IEEE Trans Cybern. 2021 Jul;51(7):3483-3495. doi: 10.1109/TCYB.2020.2989213. Epub 2021 Jun 23.
A model can be easily influenced by unseen factors in nonstationary environments and fail to fit dynamic data distribution. In a classification scenario, this is known as a concept drift. For instance, the shopping preference of customers may change after they move from one city to another. Therefore, a shopping website or application should alter recommendations based on its poorer predictions of such user patterns. In this article, we propose a novel approach called the multiscale drift detection test (MDDT) that efficiently localizes abrupt drift points when feature values fluctuate, meaning that the current model needs immediate adaption. MDDT is based on a resampling scheme and a paired student t -test. It applies a detection procedure on two different scales. Initially, the detection is performed on a broad scale to check if recently gathered drift indicators remain stationary. If a drift is claimed, a narrow scale detection is performed to trace the refined change time. This multiscale structure reduces the massive time of constantly checking and filters noises in drift indicators. Experiments are performed to compare the proposed method with several algorithms via synthetic and real-world datasets. The results indicate that it outperforms others when abrupt shift datasets are handled, and achieves the highest recall score in localizing drift points.

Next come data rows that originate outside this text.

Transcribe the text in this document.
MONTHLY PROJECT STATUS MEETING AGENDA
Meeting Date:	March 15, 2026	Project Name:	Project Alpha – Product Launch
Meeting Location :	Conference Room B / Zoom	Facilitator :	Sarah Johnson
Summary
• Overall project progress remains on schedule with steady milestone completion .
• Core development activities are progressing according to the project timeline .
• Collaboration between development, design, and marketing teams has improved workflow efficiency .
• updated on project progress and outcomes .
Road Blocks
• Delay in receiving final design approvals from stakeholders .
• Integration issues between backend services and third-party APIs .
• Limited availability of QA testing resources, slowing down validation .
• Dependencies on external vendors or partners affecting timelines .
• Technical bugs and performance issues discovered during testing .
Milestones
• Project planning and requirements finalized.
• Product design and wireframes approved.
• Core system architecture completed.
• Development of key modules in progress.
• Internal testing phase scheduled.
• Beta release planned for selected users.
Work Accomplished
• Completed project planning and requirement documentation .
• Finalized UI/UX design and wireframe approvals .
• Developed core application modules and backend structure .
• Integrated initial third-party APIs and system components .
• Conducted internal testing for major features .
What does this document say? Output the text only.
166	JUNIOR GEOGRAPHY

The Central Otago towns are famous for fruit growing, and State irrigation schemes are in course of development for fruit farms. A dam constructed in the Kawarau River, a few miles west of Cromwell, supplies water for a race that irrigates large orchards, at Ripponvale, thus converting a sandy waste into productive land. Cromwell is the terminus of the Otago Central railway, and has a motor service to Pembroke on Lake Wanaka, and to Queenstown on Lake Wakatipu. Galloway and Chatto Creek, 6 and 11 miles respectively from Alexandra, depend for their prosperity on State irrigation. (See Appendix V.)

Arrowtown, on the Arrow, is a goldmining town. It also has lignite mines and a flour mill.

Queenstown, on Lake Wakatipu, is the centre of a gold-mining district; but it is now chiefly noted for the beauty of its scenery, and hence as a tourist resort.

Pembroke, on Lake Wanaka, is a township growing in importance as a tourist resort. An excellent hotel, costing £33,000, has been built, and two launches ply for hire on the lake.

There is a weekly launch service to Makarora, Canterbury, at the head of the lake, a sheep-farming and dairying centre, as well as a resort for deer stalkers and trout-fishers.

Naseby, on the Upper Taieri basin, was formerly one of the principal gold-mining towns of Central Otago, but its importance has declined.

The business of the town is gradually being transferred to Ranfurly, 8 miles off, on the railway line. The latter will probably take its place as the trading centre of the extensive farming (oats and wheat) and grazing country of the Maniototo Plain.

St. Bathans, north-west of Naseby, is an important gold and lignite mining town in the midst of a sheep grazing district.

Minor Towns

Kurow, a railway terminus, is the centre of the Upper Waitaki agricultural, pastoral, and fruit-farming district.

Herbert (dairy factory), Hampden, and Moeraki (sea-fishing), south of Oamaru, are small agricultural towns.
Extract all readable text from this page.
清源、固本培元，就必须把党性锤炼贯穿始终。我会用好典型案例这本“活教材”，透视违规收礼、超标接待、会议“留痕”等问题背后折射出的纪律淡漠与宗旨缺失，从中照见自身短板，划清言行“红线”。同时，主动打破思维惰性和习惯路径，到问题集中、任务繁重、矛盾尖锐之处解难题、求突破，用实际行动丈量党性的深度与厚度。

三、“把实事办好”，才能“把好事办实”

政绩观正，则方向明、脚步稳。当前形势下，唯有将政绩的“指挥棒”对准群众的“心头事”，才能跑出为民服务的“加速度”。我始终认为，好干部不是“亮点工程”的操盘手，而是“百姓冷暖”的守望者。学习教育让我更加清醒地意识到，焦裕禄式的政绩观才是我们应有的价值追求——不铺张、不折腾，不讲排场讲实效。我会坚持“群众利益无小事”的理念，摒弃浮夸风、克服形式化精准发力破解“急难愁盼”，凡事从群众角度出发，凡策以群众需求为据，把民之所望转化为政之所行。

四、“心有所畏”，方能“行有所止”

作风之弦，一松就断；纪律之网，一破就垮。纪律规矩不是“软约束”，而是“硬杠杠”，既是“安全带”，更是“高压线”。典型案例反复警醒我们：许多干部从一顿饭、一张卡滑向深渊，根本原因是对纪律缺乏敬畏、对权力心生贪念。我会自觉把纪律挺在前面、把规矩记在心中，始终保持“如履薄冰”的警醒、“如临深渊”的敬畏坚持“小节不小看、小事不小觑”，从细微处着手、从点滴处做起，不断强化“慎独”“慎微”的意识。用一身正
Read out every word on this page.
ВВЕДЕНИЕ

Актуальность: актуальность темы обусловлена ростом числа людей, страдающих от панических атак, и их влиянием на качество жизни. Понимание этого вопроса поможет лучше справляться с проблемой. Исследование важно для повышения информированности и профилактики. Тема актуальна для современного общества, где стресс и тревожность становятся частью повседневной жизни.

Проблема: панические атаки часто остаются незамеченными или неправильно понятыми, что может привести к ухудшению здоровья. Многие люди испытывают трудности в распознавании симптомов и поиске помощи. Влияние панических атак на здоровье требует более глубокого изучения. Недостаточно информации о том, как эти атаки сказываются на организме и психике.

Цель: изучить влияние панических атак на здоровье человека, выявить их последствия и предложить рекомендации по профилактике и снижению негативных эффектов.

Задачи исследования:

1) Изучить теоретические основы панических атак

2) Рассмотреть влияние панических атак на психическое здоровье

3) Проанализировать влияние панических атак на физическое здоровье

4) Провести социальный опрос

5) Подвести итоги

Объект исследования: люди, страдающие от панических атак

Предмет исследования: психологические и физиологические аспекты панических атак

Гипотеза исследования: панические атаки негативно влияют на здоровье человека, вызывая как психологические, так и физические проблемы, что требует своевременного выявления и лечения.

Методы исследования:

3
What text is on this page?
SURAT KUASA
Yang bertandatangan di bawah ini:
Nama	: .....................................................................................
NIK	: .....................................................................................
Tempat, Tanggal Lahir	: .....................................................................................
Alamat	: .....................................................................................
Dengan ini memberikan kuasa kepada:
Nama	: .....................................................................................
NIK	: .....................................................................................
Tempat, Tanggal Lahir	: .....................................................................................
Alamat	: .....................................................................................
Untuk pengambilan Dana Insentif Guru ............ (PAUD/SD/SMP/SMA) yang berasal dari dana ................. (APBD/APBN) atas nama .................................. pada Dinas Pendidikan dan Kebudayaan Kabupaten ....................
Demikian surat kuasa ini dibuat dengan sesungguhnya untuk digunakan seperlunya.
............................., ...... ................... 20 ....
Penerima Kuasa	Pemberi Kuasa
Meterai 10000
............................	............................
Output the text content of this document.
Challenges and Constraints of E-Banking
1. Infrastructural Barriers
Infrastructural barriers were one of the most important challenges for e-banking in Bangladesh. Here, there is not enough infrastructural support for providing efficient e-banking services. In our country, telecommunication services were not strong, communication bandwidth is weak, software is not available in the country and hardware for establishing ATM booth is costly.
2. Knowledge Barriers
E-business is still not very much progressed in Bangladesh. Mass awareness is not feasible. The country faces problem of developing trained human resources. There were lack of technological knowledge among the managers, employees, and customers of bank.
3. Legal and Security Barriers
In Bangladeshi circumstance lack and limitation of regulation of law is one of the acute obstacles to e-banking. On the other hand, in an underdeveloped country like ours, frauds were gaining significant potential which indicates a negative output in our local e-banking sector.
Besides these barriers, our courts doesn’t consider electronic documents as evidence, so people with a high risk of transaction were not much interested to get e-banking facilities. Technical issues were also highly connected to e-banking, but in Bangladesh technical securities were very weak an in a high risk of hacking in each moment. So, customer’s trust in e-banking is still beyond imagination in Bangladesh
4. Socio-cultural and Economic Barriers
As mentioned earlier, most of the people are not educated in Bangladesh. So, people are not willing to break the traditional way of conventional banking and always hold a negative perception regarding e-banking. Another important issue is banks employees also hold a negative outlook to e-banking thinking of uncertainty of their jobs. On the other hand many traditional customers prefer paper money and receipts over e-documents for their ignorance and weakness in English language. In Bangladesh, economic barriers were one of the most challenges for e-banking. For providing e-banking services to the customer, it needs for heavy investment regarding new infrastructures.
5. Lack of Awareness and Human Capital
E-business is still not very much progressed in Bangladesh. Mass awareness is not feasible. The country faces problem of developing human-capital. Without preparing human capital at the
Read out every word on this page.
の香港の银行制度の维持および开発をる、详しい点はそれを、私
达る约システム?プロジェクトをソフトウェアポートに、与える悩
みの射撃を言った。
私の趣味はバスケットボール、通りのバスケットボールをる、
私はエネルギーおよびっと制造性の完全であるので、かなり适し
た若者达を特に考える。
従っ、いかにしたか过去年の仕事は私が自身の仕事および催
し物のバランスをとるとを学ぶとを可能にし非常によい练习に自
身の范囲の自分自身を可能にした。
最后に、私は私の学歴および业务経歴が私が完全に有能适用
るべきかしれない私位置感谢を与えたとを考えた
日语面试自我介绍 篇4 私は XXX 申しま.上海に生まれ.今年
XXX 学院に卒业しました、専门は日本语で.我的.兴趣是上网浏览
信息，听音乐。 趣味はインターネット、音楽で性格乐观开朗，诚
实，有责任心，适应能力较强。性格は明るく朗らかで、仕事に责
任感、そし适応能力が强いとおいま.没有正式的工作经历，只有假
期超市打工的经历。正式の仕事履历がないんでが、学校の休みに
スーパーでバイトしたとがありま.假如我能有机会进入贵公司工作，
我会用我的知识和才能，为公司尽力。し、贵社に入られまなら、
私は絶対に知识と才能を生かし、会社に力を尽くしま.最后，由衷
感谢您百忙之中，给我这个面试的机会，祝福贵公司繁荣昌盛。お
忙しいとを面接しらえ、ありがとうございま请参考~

模型很容易受到非平稳环境中看不见的因素的影响,无法拟合动态数据分布。在分类场景中,这被称为概念漂移。例如,客户的购物偏好可能会在他们从一个城市搬到另一个城市后发生变化。因此,购物网站或应用程序应该根据用户模式的较差预测来改变推荐。在本文中,我们提出了一种称为多尺度漂移检测测试 (MDDT) 的新方法,该方法在特征值波动时有效地定位突然的漂移点,这意味着当前模型需要立即进行自适应。MDDT 基于重采样方案和配对学生 t 检验。它在两个不同的尺度上应用检测过程。最初,在较宽的范围内进行检测,以检查最近收集的漂移指标是否保持稳定。如果声称存在漂移,则进行窄范围检测以跟踪细化的变化时间。这种多尺度结构减少了大量的时间,用于不断检查和过滤漂移指标中的噪声。通过使用合成数据集和真实数据集,将提出的方法与几种算法进行了实验比较。结果表明,在处理突然转移数据集时,它优于其他方法,并且在定位漂移点方面获得了最高的召回分数。